Recensione: Nevena
La cantante e pianista serba Nevena Dordevic arriva al debutto assieme all’etichetta Frontiers con un self-titled album. Un’occasione dovuta all’interessamento del mastermind dei Big Deal, Srdjan Brankovic, grande fan della cantante balcanica e suo pigmalione nei confronti dell’etichetta partenopea.
“Nevena”, propone un contemporaneo light rock melodico con un tocco molto femminile e pop tipico di quelle interpreti che dagli anni 2000 in poi hanno popolato le nostre autoradio, ma con qualche sapiente inserimento che sfuma nel dance pop / synth. Nelle composizioni si evidenza l’inserimento di una buona quantità di quegli espedienti tipici dei tormentoni commerciali anni ’80 (vocoder ed altri tipi di effetti elettronici) che vi ricorderanno approssimativamente Talk Talk, Pet Shop Boys o Dead Or Alive…
Un album sicuramente dedicato ad una vasta audience, omnicomprensiva di famiglie con bambini, che permette a Nevena di far spiccare le sue notevoli doti di musicista (avviata alla carriera sin dalla tenera età) e divenuta celebre tra le finaliste di “First Voice Of Serbia”.
Un’artista malleabile che in patria si è distinta per la capacità di spaziare in numerosi campi, dal musical al jazz, portando nella sua musica anche l’esperienza maturata durante gli anni di studio al Berklee College of Music di Boston.
“Nevena” risulta tuttavia un’opera strutturata in maniera piuttosto standardizzata per un disco di questo tipo, con una serie di canzoni più rockeggianti come il singolo “Bad Sun Rising” o “Bulletfproof“, “Fire in Me”, “Veil On the Mirror” volte a dare energia, alternate ad altri classici motivetti che solitamente vengono acclusi alla voce aor.
È il caso di “Too Late”, “Writer’s Block” che si differenziano per farti venire quella classica voglia di canticchiare. E all’immancabile ballad dal titolo “Miracles” che fa una sostanziale differenza per la bella introduzione al piano, in cui spicca la voce calda e in grado di emozionare il pubblico della Dordevic.
Lavoro finemente rifinito dalle mani del produttore Mike Palace, che fornisce la totalità degli strumenti ad eccezione – chiaramente – del pianoforte e di alcune backing vocals.
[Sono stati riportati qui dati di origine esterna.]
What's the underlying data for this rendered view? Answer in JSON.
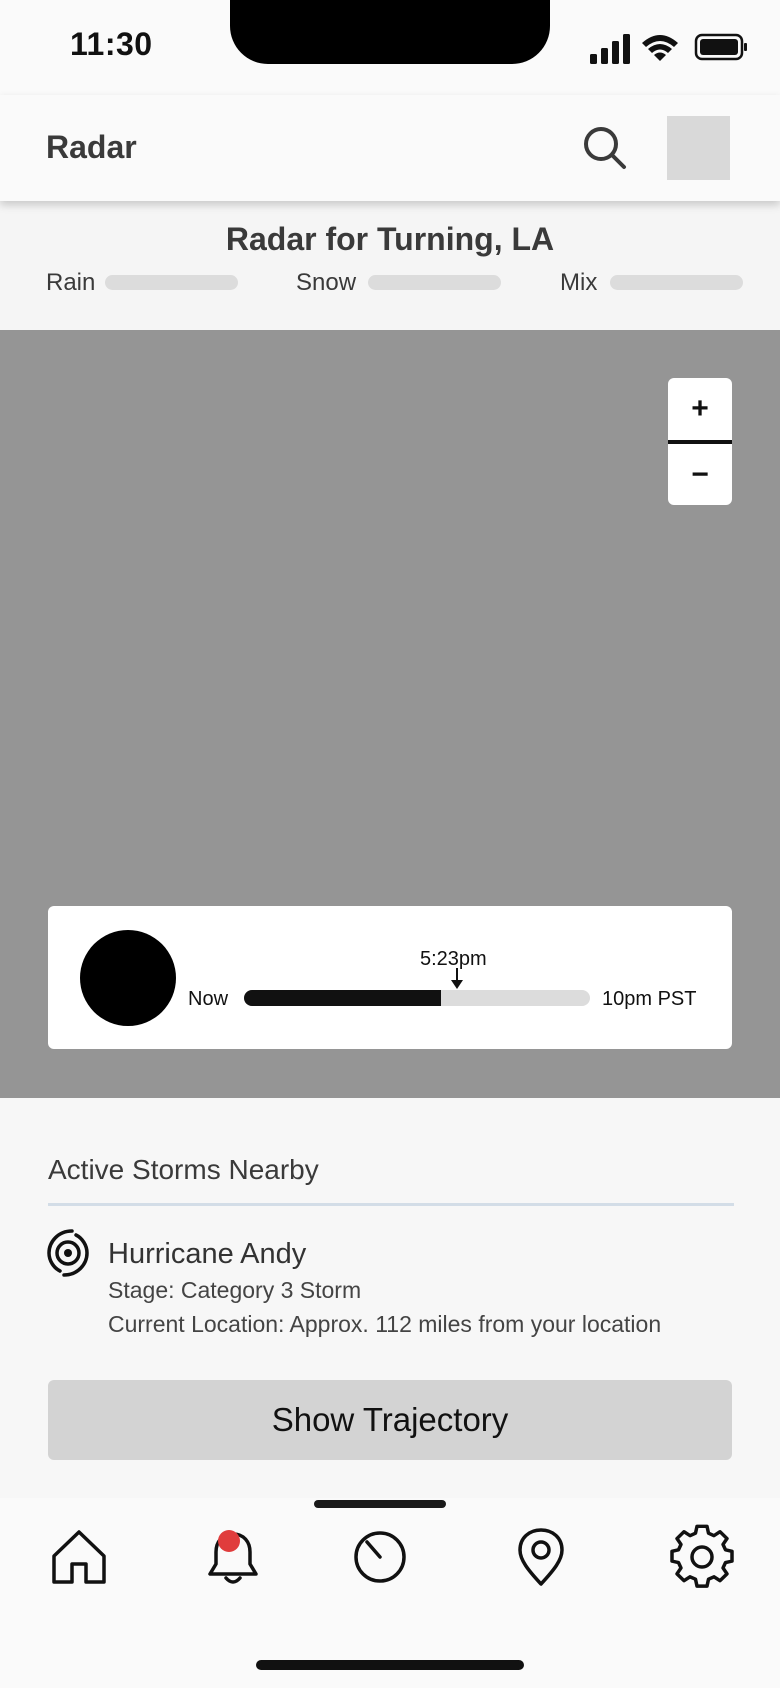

Un valore aggiunto che in virtù della capacità di amalgamare gli elementi tipica dell’artista svedese, vale da solo il prezzo del biglietto.
Un esordio perfettibile che concentra il meglio nella parte iniziale della scaletta, perdendo un po’ di slancio nelle battute conclusive decisamente più stereotipate e canoniche.
Piacerà ai fan di Issa, delle melodie facili e dell’AOR più light ai limiti del pop.